May 6, 2020
On 13 May, I’ll be launching an Open Education and Social Justice-themed special collection for the Journal of Interactive Media in Education (JIME) along with my co-editor, Laura Czerniewicz, who is the Director of the CILT (T&L centre) at the University of Cape Town. This has been a labour of love since 2018. However, the topic – which is in essence one of digital equity – is of more importance than ever before as Covid-19 brings rapid digital delivery changes to higher education.
We have put social justice into action in terms of how we approached the editorial process, to ensure we didn’t just publish “the usual suspects” in the field but also opened up to emerging scholars. We also wanted to balance global south/global north voices. Global south is very active in OER practice, less so in publishing.
I approached JIME to be the vehicle for the special edition as a good fit for these aspirations.
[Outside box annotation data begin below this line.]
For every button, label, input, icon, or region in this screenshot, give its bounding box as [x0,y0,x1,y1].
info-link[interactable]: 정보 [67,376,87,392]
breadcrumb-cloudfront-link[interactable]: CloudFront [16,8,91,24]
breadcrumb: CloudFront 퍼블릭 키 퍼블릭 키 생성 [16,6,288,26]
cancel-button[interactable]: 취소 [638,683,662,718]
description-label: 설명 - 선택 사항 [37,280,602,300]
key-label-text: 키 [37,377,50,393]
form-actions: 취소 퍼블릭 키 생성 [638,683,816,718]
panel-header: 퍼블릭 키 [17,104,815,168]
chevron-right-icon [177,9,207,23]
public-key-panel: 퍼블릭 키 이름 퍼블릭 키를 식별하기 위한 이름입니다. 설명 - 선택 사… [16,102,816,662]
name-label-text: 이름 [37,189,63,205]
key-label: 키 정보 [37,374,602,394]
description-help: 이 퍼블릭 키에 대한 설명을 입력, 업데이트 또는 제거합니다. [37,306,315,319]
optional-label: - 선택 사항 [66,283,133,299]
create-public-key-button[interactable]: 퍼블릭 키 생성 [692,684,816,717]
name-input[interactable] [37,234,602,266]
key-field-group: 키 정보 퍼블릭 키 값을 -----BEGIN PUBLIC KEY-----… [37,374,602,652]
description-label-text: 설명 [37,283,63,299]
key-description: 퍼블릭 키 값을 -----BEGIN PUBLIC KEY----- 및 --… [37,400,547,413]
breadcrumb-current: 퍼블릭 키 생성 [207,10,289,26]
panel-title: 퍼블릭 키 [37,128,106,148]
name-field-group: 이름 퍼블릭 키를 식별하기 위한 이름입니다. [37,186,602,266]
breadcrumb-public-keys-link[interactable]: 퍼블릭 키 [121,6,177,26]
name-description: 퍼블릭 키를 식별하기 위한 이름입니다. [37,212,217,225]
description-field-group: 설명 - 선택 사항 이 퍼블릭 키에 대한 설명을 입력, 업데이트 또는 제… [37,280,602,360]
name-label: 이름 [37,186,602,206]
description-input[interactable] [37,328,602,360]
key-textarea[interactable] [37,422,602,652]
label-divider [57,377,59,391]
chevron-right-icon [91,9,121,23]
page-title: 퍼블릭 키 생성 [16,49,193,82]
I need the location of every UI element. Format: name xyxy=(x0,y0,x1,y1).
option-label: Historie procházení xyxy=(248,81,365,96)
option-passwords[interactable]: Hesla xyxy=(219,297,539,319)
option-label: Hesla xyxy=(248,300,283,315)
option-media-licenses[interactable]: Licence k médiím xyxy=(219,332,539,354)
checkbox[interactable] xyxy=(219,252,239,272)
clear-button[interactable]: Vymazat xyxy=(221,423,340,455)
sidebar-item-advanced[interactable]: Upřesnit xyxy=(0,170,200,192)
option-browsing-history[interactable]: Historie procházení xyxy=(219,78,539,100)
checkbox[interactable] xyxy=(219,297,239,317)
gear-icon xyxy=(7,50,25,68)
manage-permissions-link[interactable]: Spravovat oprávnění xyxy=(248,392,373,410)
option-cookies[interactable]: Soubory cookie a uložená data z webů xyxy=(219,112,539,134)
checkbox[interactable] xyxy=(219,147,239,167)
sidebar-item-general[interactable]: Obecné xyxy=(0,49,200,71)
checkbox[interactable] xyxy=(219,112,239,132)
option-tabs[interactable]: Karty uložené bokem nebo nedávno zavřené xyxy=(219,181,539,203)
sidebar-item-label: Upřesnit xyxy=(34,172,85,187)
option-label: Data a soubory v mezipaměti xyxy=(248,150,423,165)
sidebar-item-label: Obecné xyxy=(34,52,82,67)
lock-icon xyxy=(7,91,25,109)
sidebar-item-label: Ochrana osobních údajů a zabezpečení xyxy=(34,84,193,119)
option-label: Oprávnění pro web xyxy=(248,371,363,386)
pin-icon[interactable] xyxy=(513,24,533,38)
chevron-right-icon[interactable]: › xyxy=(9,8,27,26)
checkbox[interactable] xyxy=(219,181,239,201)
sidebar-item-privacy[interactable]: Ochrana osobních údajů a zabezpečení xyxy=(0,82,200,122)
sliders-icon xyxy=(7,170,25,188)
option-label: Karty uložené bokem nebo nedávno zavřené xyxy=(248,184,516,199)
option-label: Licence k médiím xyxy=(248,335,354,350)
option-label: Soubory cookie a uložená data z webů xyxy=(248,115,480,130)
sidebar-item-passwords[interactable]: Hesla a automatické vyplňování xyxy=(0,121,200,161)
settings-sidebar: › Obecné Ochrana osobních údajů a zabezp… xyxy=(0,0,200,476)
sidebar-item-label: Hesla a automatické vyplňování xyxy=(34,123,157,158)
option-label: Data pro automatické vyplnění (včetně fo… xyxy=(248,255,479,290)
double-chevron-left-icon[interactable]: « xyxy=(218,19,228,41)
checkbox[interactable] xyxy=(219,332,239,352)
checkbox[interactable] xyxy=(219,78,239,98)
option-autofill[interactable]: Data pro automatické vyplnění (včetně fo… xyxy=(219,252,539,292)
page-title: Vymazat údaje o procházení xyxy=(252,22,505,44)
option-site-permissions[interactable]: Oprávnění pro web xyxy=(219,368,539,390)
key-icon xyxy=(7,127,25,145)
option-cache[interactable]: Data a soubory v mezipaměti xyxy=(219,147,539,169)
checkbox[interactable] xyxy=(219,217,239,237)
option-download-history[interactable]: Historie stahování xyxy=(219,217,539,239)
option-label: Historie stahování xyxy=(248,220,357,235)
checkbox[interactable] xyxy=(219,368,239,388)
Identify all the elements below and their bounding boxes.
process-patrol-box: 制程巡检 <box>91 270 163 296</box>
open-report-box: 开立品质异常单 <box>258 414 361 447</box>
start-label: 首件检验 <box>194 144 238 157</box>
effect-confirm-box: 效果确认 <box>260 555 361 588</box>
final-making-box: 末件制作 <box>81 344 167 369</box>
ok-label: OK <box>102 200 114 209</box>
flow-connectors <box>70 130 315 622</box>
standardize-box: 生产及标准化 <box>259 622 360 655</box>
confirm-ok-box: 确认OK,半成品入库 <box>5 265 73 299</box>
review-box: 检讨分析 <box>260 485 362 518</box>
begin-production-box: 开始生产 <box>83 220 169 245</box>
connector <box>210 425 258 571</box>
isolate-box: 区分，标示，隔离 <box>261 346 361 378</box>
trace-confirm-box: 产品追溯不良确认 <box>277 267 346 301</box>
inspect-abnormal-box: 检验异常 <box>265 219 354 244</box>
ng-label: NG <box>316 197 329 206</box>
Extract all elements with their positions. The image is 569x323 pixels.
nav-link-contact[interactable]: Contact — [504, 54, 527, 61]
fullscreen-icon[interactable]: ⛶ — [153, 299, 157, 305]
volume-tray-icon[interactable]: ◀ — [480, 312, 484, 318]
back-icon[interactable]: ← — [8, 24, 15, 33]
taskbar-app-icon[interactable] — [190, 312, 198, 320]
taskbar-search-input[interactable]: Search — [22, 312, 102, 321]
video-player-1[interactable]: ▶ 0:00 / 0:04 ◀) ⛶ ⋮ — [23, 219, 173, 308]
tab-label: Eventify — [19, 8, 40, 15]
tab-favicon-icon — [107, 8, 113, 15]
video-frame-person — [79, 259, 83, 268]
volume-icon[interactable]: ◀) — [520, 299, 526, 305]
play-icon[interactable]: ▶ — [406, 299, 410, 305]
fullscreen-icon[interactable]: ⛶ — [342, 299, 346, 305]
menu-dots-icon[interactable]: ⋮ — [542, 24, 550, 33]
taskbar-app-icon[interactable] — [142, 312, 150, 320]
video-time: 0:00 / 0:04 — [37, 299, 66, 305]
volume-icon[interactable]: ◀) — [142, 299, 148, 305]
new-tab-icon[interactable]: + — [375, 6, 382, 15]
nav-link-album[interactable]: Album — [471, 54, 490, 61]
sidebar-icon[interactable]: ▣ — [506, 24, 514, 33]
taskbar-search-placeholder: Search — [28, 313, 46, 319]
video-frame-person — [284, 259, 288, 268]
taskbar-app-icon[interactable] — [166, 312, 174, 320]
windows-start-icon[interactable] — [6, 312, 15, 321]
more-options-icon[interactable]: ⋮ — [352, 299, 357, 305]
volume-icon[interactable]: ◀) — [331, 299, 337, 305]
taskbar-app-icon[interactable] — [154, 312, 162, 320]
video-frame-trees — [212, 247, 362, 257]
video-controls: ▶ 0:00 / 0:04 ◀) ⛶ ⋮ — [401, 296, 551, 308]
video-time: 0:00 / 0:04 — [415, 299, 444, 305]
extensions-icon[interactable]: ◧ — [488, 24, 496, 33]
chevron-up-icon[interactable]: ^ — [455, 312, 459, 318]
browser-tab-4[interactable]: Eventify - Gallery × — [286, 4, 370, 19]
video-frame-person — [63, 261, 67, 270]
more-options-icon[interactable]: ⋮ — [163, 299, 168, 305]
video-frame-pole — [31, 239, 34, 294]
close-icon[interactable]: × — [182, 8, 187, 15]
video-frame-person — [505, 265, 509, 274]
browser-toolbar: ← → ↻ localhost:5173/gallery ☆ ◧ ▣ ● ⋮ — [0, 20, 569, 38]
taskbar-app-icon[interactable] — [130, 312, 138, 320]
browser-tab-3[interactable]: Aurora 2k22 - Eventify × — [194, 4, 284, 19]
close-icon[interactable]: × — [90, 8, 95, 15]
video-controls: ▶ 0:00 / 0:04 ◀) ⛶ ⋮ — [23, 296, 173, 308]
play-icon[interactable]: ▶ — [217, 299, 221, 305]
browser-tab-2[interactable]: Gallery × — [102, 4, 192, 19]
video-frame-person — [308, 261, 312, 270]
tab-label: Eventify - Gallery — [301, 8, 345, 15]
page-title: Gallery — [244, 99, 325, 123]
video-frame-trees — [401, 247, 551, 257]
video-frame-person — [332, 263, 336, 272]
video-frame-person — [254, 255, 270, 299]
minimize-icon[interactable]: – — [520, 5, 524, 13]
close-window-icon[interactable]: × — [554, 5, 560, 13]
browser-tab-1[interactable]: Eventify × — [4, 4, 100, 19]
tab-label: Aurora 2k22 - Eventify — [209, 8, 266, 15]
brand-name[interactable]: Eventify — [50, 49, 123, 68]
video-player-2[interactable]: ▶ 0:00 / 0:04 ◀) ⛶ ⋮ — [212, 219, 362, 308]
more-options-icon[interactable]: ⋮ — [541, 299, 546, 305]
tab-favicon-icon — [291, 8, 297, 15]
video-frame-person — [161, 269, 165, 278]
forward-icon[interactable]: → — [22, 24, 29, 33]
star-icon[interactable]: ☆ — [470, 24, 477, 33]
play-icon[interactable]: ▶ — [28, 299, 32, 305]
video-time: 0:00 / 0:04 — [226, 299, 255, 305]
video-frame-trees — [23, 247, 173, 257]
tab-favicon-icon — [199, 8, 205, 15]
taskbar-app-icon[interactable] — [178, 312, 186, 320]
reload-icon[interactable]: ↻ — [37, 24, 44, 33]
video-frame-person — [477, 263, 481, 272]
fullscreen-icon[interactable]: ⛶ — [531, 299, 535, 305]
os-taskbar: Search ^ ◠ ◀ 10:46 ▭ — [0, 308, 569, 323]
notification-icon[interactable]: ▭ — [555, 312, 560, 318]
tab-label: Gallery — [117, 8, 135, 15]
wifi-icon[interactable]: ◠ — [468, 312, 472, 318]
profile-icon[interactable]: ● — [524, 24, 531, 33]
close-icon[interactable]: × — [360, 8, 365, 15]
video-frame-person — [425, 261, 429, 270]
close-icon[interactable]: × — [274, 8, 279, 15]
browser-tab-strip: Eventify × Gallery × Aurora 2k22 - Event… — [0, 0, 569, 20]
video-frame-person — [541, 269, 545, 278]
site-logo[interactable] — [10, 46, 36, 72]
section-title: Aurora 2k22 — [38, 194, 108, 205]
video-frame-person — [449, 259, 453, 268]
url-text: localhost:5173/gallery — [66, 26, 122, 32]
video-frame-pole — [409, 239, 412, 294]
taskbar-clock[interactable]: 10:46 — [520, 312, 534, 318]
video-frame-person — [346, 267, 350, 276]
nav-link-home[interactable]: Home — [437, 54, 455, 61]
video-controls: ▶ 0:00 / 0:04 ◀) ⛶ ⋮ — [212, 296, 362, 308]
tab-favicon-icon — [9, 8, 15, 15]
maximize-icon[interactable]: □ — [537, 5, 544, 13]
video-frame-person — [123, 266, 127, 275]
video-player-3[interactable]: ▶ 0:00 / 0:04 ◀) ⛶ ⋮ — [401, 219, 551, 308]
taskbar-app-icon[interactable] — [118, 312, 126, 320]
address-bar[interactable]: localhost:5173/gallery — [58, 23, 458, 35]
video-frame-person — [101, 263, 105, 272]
JIME is open-access, auspiced by the Open University UK and indexed by Scopus. We got a small grant from the William and Flora Hewlett Foundation to enable us to pay professional academic research/writing mentors to work with the authors who needed support to develop their work. Laura’s experience with similar author mentoring programs has been absolutely invaluable. The grant also paid for the APCs for some of the articles on top of those provided by the journal.
We worked with 31 authors on 11 papers on the basis of a submitted extended abstract. Authors applied for mentoring to meet a range of needs/gaps in local support. Laura managed the mentor-mentee matching and management really sensitively. As editor, I also worked with three author groups to address theoretical and methodological issues, and provided support on addressing peer-review feedback. This work is detailed in the editorial Laura and I have written for the collection, in which I also present a concept-map and review of theoretical approaches to social justice used by the authors in the collection. I have loved the theory conversations very much, over the last six months in particular. It has been a real privilege to work with both experienced and emerging scholars and those new to the field – from all around the world.
This has been a special project conceived of in 2018, when my PhD thesis writing had centred on social justice as the theoretical lens for my work. There is also an arc through to the current research project I’m leading, on Open educational textbooks. There are three excellent papers in the collection that address justice issues related to OER texts: a quantitative study from the US looking at benefits for black and Hispanic/minority learners; a case study of a national OER textbook project in South Africa; and an exploratory quasi-experimental study of the effects of diversifying the contents of an open textbook to correct gender-misrepresentation in a 100 level Psychology textbook.
It is very exciting to be able to launch these 11 papers and the special collection, which have garnered a lot of interest and support internationally.